The world is a tumbling, fumbling mess. I’m walking through the playground on the first day of seventh-grade and thinking of you as I duck my way through the huddled masses of kids; lonely islands adrift on an asphalt sea, none of which belong to you. These islands are unruly. Seething masses of kids, grouped together by such frivolous bonds as grade level or gender or homeroom or neighborhood. Your island is different. It’s small and well-guarded but I know it with an instinctual awareness. I know the beaches and reefs, the docks and bays, I hovered around its coast all last year, waiting for an invitation to come ashore.

On the island, there’s your brother, a natural-born soccer player trapped in a country who still calls it “soccer.” Crushed beneath the thumb of an established hierarchy of sports that doesn’t value his skills. If he were a football player, he’d be fingering girls on buses on class trips to Niagara Falls, or attending high school parties where he’d be offered Ecstasy for the first time, but instead he’s just some snaggly-toothed kid who eats weird lunches and sports six-pack abs that nobody will notice until college.

Then there’s your church friends. Those words are still foreign to me and I have the feeling that in a few years they will be anathema. It appears a foregone conclusion that in a few years I’ll follow in the footsteps of my older brother who hordes philosophy books and lives in a haze of alcohol and marijuana, a notion I find simultaneously comforting and disquieting. They’re nice girls though, your church friends. With their old-fashioned names like Viv and Bonnie. Like you, and everyone on your island, their confidence far outweighs their social standing and that, more than anything, was the lighthouse that drew me to your strange little island in the first place.

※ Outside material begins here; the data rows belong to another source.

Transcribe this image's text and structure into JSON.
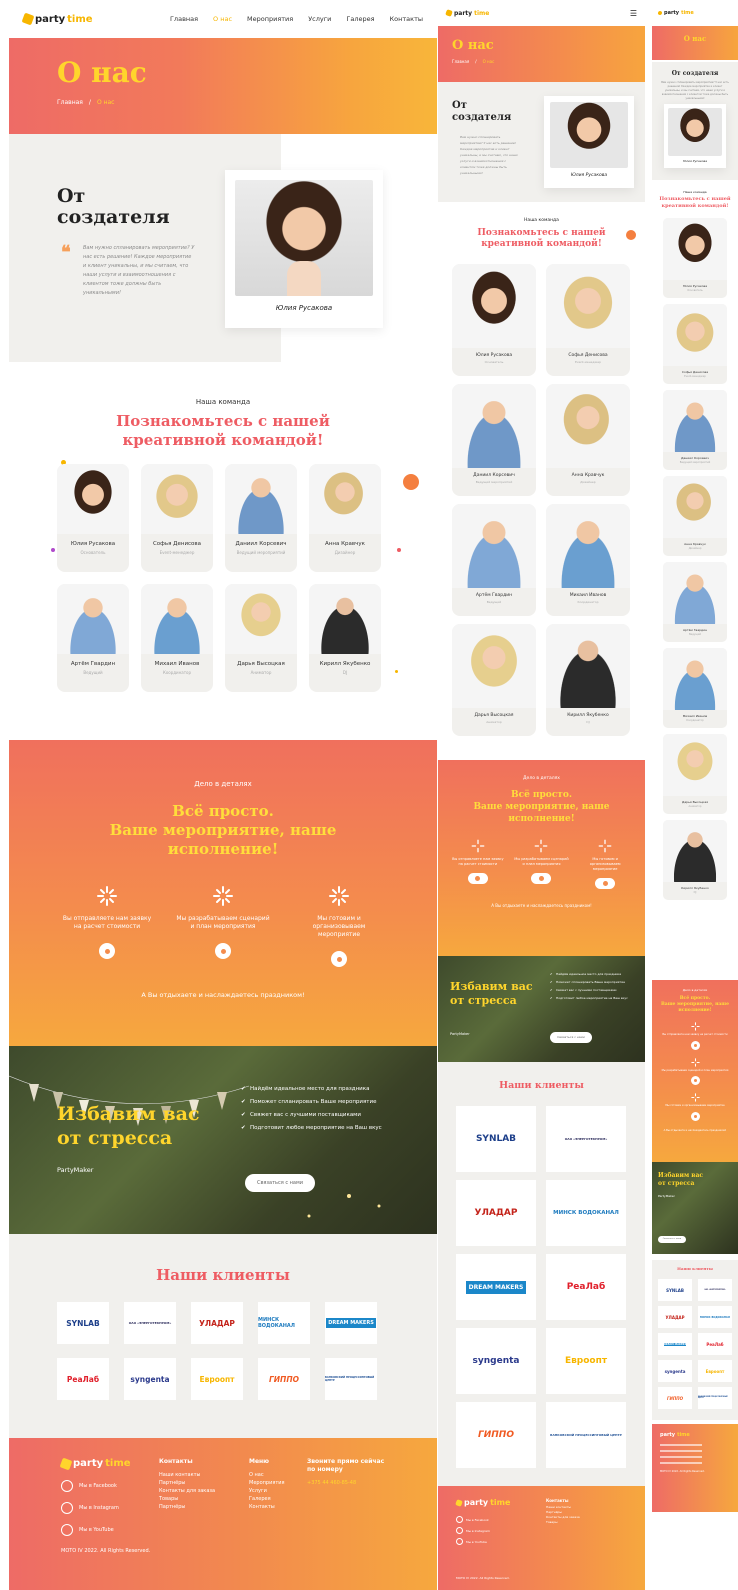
{
  "site": {
    "logo_part1": "party",
    "logo_part2": "time"
  },
  "nav": {
    "items": [
      "Главная",
      "О нас",
      "Мероприятия",
      "Услуги",
      "Галерея",
      "Контакты"
    ],
    "active_index": 1
  },
  "hero": {
    "title": "О нас",
    "crumb_home": "Главная",
    "crumb_sep": "/",
    "crumb_current": "О нас"
  },
  "founder": {
    "title_line1": "От",
    "title_line2": "создателя",
    "quote": "Вам нужно спланировать мероприятие? У нас есть решение! Каждое мероприятие и клиент уникальны, и мы считаем, что наши услуги и взаимоотношения с клиентом тоже должны быть уникальными!",
    "name": "Юлия Русакова"
  },
  "team": {
    "overline": "Наша команда",
    "title_line1": "Познакомьтесь с нашей",
    "title_line2": "креативной командой!",
    "members": [
      {
        "name": "Юлия Русакова",
        "role": "Основатель"
      },
      {
        "name": "Софья Денисова",
        "role": "Event-менеджер"
      },
      {
        "name": "Даниил Корсевич",
        "role": "Ведущий мероприятий"
      },
      {
        "name": "Анна Кравчук",
        "role": "Дизайнер"
      },
      {
        "name": "Артём Гвардин",
        "role": "Ведущий"
      },
      {
        "name": "Михаил Иванов",
        "role": "Координатор"
      },
      {
        "name": "Дарья Высоцкая",
        "role": "Аниматор"
      },
      {
        "name": "Кирилл Якубенко",
        "role": "DJ"
      }
    ]
  },
  "steps": {
    "overline": "Дело в деталях",
    "title_line1": "Всё просто.",
    "title_line2": "Ваше мероприятие, наше",
    "title_line3": "исполнение!",
    "items": [
      "Вы отправляете нам заявку на расчет стоимости",
      "Мы разрабатываем сценарий и план мероприятия",
      "Мы готовим и организовываем мероприятие"
    ],
    "footer": "А Вы отдыхаете и наслаждаетесь праздником!"
  },
  "stress": {
    "title_line1": "Избавим вас",
    "title_line2": "от стресса",
    "brand": "PartyMaker",
    "checks": [
      "Найдём идеальное место для праздника",
      "Поможет спланировать Ваше мероприятие",
      "Свяжет вас с лучшими поставщиками",
      "Подготовит любое мероприятие на Ваш вкус"
    ],
    "button": "Связаться с нами"
  },
  "clients": {
    "title": "Наши клиенты",
    "logos": [
      "SYNLAB",
      "ОАО «ЭНЕРГОТЕКПРОМ»",
      "УЛАДАР",
      "МИНСК ВОДОКАНАЛ",
      "DREAM MAKERS",
      "РеаЛаб",
      "syngenta",
      "Евроопт",
      "ГИППО",
      "БАНКОВСКИЙ ПРОЦЕССИНГОВЫЙ ЦЕНТР"
    ]
  },
  "footer": {
    "contacts": [
      "Мы в Facebook",
      "Мы в Instagram",
      "Мы в YouTube"
    ],
    "col1_title": "Контакты",
    "col1_items": [
      "Наши контакты",
      "Партнёры",
      "Контакты для заказа",
      "Товары",
      "Партнёры"
    ],
    "col2_title": "Меню",
    "col2_items": [
      "О нас",
      "Мероприятия",
      "Услуги",
      "Галерея",
      "Контакты"
    ],
    "col3_title": "Звоните прямо сейчас по номеру",
    "phone": "+375 44 460-85-48",
    "copyright": "MOTO IV 2022. All Rights Reserved."
  },
  "colors": {
    "accent_yellow": "#ffd52c",
    "accent_pink": "#ee5c63",
    "accent_orange": "#f48c4d"
  }
}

I see you from a distance. You’re laughing at something and in a moment of self-deprecating narcissism, I know that it’s me.

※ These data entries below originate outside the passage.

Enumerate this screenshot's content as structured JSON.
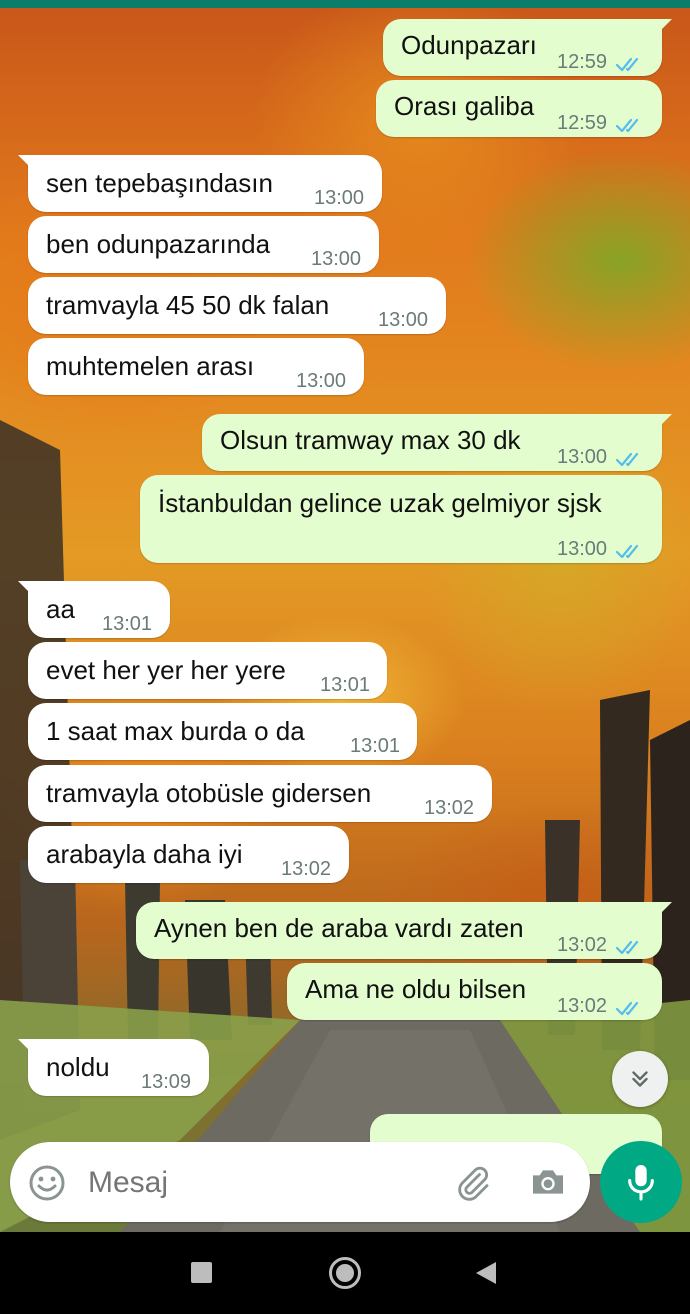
{
  "composer": {
    "placeholder": "Mesaj"
  },
  "messages": [
    {
      "direction": "out",
      "text": "Odunpazarı",
      "time": "12:59",
      "status": "read"
    },
    {
      "direction": "out",
      "text": "Orası galiba",
      "time": "12:59",
      "status": "read"
    },
    {
      "direction": "in",
      "text": "sen tepebaşındasın",
      "time": "13:00"
    },
    {
      "direction": "in",
      "text": "ben odunpazarında",
      "time": "13:00"
    },
    {
      "direction": "in",
      "text": "tramvayla 45 50 dk falan",
      "time": "13:00"
    },
    {
      "direction": "in",
      "text": "muhtemelen arası",
      "time": "13:00"
    },
    {
      "direction": "out",
      "text": "Olsun tramway max 30 dk",
      "time": "13:00",
      "status": "read"
    },
    {
      "direction": "out",
      "text": "İstanbuldan gelince uzak gelmiyor sjsk",
      "time": "13:00",
      "status": "read"
    },
    {
      "direction": "in",
      "text": "aa",
      "time": "13:01"
    },
    {
      "direction": "in",
      "text": "evet her yer her yere",
      "time": "13:01"
    },
    {
      "direction": "in",
      "text": "1 saat max burda o da",
      "time": "13:01"
    },
    {
      "direction": "in",
      "text": "tramvayla otobüsle gidersen",
      "time": "13:02"
    },
    {
      "direction": "in",
      "text": "arabayla daha iyi",
      "time": "13:02"
    },
    {
      "direction": "out",
      "text": "Aynen ben de araba vardı zaten",
      "time": "13:02",
      "status": "read"
    },
    {
      "direction": "out",
      "text": "Ama ne oldu bilsen",
      "time": "13:02",
      "status": "read"
    },
    {
      "direction": "in",
      "text": "noldu",
      "time": "13:09"
    }
  ],
  "colors": {
    "incoming_bubble": "#ffffff",
    "outgoing_bubble": "#e4fdcf",
    "read_check": "#53bdeb",
    "accent": "#00a884",
    "timestamp": "#6b7b78"
  },
  "icons": {
    "emoji": "smiley-icon",
    "attach": "paperclip-icon",
    "camera": "camera-icon",
    "mic": "microphone-icon",
    "scroll": "double-chevron-down-icon",
    "nav": [
      "recents-square-icon",
      "home-circle-icon",
      "back-triangle-icon"
    ]
  }
}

Suddenly, I’m just a golem. A monster made of jizz and love and desperation and self-loathing that wants to run the other way and cry and punch my bedroom wall until my knuckles bleed. But inside my chest is a little mouse turning a wheel that keeps hope alive. A little mouse that remembers what it felt like when I asked you to be my girlfriend on the last day of sixth-grade. You said, “Yes.”

Or maybe it was, “Sure.” It didn’t seem like a big difference at the time but now it feels like everything. Now that we’d gone an entire summer without speaking and I didn’t know where we stood, now, I wished that I could remember your exact words more than anything.

You look over as I approach but don’t say anything.

You push your hair behind your ears. It’s shorter than it was last year and brown like the color of discontinued M&Ms. You’re taller than I remember. Taller than me. Taller than most boys in our class. In fact, you look a lot like your brother, too much perhaps—same build, same short stubby nose, same puffy, tired eyes. The realization of this fact was wielded against me more than once at a sleepover last summer to call my sexuality into question, as we all watched stolen pornography together and tried our best to hide our erections beneath our sleeping bags.

I feel the mouse spinning the wheel faster and faster in my chest, desperate for you to acknowledge my presence but you let your friends finish their thoughts before you step closer to me and say, with complete honesty and sincerity, “I made a mistake. I can’t be your girlfriend.”

Then you’re saying something else, possibly an apology or an explanation but I’ve made the best decision I could in the moment and walked away from you without saying a word. I don’t think I even said hello. Years from now, I’ll be glad with how quickly the moment was over, the band-aid simply ripped off, but for now it feels impossibly cold.

This, I think, is what I get for keeping an impossible hope alive. This is the punishment for not realizing that I am, in fact, only a monster. A golem. I turn my anger inward as I wade back into the blackening sea of students, sinking slowly beneath a protective tide of obscurity and wondering how I’m ever going to survive the year.